Слезы темной воды - Корбан Эддисон
Шрифт:
Интервал:
Закладка:
Закрыв глаза, Исмаил беззвучно, одними губами, произнес по-арабски две строчки из Аль-Фатиха, первой суры Корана. Это была первая молитва, которой в детстве научил его отец, еще до наступления эры безумия и убийств, до того, как «Шабааб» – вооруженная арабо-сомалийская группировка исламистов, сделавшая из крови культ, – похитила его жизнь и почти всю душу. Несмотря на оружие в руках и природу их предприятия, слова он произносил без иронии. Напротив, он превратил их в молитву заблаговременного раскаяния.
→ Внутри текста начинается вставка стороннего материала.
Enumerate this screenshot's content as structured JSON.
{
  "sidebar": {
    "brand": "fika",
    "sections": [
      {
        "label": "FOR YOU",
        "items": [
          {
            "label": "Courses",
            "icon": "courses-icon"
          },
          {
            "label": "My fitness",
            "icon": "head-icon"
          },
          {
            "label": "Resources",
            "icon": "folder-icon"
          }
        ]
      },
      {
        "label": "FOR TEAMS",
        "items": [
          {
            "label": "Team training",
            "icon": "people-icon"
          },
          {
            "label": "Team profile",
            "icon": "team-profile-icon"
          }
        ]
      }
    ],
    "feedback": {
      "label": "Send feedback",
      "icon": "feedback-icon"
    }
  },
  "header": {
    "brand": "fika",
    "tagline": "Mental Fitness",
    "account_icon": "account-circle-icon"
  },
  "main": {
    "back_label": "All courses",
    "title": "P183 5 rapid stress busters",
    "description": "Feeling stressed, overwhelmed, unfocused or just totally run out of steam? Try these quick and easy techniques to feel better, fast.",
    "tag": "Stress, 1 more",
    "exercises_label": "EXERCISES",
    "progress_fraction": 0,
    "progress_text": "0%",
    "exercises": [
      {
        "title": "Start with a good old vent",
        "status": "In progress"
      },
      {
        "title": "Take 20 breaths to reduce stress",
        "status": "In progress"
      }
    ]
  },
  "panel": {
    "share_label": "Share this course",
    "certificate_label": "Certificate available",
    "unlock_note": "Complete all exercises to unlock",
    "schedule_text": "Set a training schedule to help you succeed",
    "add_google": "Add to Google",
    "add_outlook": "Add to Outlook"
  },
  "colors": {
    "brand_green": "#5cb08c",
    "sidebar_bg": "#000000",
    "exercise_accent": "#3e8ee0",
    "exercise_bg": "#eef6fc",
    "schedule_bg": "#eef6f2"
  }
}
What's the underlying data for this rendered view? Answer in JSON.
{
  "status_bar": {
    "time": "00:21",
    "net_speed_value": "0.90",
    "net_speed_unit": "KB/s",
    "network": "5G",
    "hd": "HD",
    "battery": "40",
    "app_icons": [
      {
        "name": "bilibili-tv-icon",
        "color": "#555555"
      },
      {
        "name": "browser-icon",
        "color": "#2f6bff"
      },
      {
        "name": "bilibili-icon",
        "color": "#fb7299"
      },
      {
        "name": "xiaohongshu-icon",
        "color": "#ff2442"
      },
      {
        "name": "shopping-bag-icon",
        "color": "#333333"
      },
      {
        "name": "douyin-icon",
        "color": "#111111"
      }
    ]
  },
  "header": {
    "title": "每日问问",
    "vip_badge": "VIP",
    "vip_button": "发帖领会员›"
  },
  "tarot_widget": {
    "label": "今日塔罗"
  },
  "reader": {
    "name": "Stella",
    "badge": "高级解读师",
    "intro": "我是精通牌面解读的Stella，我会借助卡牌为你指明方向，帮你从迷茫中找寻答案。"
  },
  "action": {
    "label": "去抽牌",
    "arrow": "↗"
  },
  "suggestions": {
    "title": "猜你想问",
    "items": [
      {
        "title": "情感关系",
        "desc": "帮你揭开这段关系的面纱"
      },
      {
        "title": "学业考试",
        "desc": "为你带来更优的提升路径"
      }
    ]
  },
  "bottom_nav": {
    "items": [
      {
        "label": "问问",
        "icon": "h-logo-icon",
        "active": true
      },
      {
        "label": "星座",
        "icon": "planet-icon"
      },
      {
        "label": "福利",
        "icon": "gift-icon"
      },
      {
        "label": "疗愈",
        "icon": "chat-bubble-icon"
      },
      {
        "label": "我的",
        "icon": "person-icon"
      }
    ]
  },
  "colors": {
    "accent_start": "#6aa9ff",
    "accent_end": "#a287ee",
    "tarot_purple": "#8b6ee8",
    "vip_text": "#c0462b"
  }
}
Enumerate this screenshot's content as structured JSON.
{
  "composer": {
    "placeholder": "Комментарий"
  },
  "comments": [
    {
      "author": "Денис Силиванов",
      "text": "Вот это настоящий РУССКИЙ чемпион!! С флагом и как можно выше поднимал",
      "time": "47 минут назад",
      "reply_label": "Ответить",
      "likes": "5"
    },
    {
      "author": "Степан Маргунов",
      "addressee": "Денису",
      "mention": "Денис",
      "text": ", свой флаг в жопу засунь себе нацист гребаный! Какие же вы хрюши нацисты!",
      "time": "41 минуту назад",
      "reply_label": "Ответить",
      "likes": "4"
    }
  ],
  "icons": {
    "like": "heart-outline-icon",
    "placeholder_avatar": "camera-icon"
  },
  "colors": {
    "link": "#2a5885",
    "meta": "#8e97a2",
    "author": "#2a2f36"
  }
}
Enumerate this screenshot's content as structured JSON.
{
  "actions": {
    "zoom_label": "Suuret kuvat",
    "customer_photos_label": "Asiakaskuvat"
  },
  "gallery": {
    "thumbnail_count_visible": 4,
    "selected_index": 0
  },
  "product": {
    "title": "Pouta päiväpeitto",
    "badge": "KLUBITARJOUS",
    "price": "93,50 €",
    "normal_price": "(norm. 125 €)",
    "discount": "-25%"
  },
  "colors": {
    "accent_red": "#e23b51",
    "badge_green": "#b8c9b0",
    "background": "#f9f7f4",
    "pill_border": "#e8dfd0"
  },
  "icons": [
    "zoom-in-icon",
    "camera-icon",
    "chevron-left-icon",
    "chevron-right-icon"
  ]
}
«Бисмиля-ир-Рахман ар-Рахим… Во имя Бога, милостивого, милосердного. Тебе мы поклоняемся и к Тебе взываем о помощи. В Аллахе ищу утешения. У Аллаха прошу прощения. Да святится Владыка мой, Всевышний. Воистину».
Солнце возникло внезапно, как всегда бывает вблизи экватора, превратив ночь в день и осветив грузовое судно, как факел. Огромное, с возвышающейся белой надстройкой и корпусом цвета рыжей глины, оно было загружено сотнями контейнеров, установленных в шесть-семь уровней от носа до кормы. Исмаил взял бинокль и осмотрел заднюю часть. Теплоход «Нефритовый дельфин» из Мумбаи, Индия. Индийцы славились среди сомалийских банд ненавистью к пиратам, но доллары у них были такие же зеленые, как у любой другой нации. Они сдадутся, и они заплатят. В море действуют военные законы – царь тот, у кого есть автомат.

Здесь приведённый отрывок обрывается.